We all want our kids to have friends, but when your child is an empath it can be supremely frustrating trying to help them understand what a good friend is. I have at times just wished my family lived in an isolated log cabin in the wilderness where we never had to encounter other people, but well, that isn’t really the best approach. So honestly, this one is really difficult. As a parent to an empath, you will more than likely have times where you feel uber-frustrated as you try to help your empathic child learn how to navigate their relationships with peers and friends in a healthy way. This is true of course for all children, but as a parent to an empath, friendships reach a whole new level of tricky.
Good, Better, and Best Friends
Empaths can be introverted and extroverted. I have both kinds in my family, but in general, an empathic child is literally drawn like a beacon to the strongest emotions in a room, and we all know that sometimes the strongest emotions in a room, aren’t always the best ones to use as a deciding factor when you are picking a bestie. Young empaths don’t always understand this.
One of the most challenging things I have found is teaching my children the concept that there are good, better, and best types of friends. And then there are some friends you should steer clear of altogether. Since empaths are so drawn to emotions, they have a hard time sometimes feeling their own emotions. It can kind of be much like a wet blanket that gets literally thrown on their own emotions and they get confused about whether what they are feeling is really their own thing or someone else’s feelings.
As a parent, if we help our child to understand that the best type of friends are the ones who make their heart happy, and don’t feel like an obligation, then that is the most helpful thing we can do for them.
Energy Vampires and The Fix-It Mindset
Narcissists and energy vampires are also drawn to empaths. Now think about little children, quite often they can be pretty self-focused, and for many of us as we grow up, we learn to care for others and, not just ourselves, but for many little people, they are still in that mindset for quite a while. And for some young children, they just know that hanging around Sally makes them feel better, and quite often they treat Sally pretty badly. Sally keeps taking it though because as an empath they can feel the hurt in their friend and because their friend’s emotions are so strong, theirs can get trampled for a little bit.
As a parent to an empath, you might want to go and lay some whoop-down on Sally’s friend, but of course, that isn’t really the answer. The best solution is to help your empathic child understand that although they want to help “fix” Sally, they need to also make sure they are finding friends who make THEM happy.
They don’t always have to be the ones in the room working to make everyone else happy. Their happiness is important too. I always ask my children, “Does playing or hanging out with ____ make you happy?”
If the answer is no, then it is time for a new friend choice.

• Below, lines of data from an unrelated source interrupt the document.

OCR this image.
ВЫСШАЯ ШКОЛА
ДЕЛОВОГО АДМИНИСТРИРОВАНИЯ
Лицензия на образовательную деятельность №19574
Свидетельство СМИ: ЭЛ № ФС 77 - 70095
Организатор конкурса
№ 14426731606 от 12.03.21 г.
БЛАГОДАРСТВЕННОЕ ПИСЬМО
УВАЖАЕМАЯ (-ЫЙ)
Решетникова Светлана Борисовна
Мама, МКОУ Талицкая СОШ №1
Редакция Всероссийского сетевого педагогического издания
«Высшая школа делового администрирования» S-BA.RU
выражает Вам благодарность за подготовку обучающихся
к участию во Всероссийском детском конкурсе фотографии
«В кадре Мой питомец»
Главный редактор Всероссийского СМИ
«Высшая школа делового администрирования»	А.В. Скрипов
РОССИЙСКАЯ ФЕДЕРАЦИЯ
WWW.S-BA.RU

That is kind of a big concept to learn for an empath. You can’t force them into it, but you can help them to realize it for themselves.
They can’t fix everything. Nor should they try. If a friend requires a lot of “fixing” then maybe they aren’t the best kind of friend for them.
As an empath matures, they can sometimes find it hard to open themselves up to anyone. Love and friendship can be just as beautiful as it is painful. And a teen empath is such a hard stage. I know you are thinking being a teenager is hard anyways, but imagine if you could literally feel EVERYTHING every teenager around you was feeling physically and emotionally?! Ugh, you get it now right?
These teen empaths have been hurt by others, quite a lot already. They have already met narcissists at a young age and been mistreated by them, and they just don’t want to add any more hurt to themselves. So sometimes they can get lured in by the whole concept that isolating is the safest route. It is safe, I get it, but it won’t make them happy. Empaths are one of the groups of people who literally need other people.
They need to feel the joy, the kindness, and ultimately the human goodness that is out there. The isolationist mindset will lead to some sad days for an empath, so please try and help your child to avoid this path for too long. It can be pretty hard to work them out of it, but it’s worth it.
One way to help them is with those safe places I have talked about before. A safe place is a good place to start for a scared and hurting empath who needs to be able to find the courage to open themselves up again.
Hugs to you my fellow empath parents. Sometimes our job can feel overwhelming. We have been given charge for some very special spirits, and they will do amazing things. I have seen that too. So hang in there, and please don’t hesitate to reach out if you need someone to listen to what you are going through. I don’t have all the answers, but chances are I have experienced something similar to what you are going through.